A Stunning Victory — But There’s More To Do
Our attention has been on more than the pandemic these past few weeks, as the nationwide protests following the murder-by-police of George Floyd continue to grow and more murders occur or are being revealed. The work needed to eradicate systemic racism is at the forefront of our minds.
This week’s New Yorker cover is an interactive response to the Black Lives Matter protests that depicts the face of George Floyd, and beneath the outline of his shoulders, a timeline showing the faces of the many women and men who have died in the wave of violence against the Black community. It’s a powerful work by artist Kadir Nelson.
NOW continues to monitor closely policing reform legislation in Congress through our participation in the Justice Reform Task Force of the Leadership Conference on Civil and Human Rights. Legislation proposed in the House addresses many of the problems with over-policing and police violence targeting Black persons and we will be sure to keep you apprised of important developments.
We know that when we take action, we can effect change. We witnessed this week how the U.S. Supreme Court took a stand for freedom, justice, and equality when it ruled that federal anti-discrimination laws protect gay and transgender employees. NOW Foundation was an amici in this case, which defended the rights of two employees who were fired for being gay, and another who came out as transgender.
But even with this decision, Black LGBTQIA+ people still face disproportionate discrimination, violence and hate. We must dismantle structural racism with legislation that helps remedy centuries of inequality and also addresses cultural barriers to progress.
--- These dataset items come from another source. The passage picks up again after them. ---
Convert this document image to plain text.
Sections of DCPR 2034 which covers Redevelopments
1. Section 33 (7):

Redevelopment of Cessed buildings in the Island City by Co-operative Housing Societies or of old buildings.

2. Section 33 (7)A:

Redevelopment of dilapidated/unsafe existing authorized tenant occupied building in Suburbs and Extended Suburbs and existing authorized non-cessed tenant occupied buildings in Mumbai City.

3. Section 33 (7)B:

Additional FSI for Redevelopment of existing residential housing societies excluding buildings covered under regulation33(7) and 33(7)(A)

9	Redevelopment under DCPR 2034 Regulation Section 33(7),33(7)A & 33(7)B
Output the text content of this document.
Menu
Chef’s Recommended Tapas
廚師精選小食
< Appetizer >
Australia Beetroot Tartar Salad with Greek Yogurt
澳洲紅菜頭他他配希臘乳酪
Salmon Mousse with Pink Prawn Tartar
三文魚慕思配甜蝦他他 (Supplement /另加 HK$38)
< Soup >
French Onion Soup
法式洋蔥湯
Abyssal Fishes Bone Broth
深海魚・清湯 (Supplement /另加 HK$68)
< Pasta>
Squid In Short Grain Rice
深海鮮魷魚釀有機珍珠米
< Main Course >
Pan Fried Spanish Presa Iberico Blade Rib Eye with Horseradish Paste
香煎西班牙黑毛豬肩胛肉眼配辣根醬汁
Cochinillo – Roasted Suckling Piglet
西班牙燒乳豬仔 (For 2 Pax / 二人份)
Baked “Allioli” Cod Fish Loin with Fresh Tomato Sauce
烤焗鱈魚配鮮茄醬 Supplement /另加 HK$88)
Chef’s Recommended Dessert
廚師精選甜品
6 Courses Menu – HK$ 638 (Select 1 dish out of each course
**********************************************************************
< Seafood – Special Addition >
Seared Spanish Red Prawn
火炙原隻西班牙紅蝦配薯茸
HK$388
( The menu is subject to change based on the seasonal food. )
As Speaker Nancy Pelosi said in this statement, that means pressing Mitch McConnell to move the Equality Act out of his legislative graveyard and bringing it to a swift vote. The equality act goes beyond employment and helps ALL LGBTQIA+ in regards to housing, health care, public accommodations.
Meanwhile, COVID-19 is still upending our lives, our health, and our economy—with women bearing a disproportionate share of the burden. A report from Care International, discussed in this article, emphasizes a point I’ve made repeatedly in these messages: “countries with more women in leadership roles — not just as heads of state but at every level, from national crisis committees to local communities — were more likely to deliver COVID-19 responses that considered the effects of the crisis on women and girls.”
And as we look to science to lead us out of this pandemic, this study finds that only 1 in 3 COVID-19 research authors are women, and even fewer are senior authors. This hobbles the scope of vital research from the outset, leading to further gender inequalities.
All of us at NOW are determined to keep our lawmakers, leaders, and opinion-makers focused on the issues that unite us in outrage and strengthen us in resolve. In that spirit, here’s a clip from the 1963 March on Washington of the Freedom Singers performing “We Shall Not Be Moved.”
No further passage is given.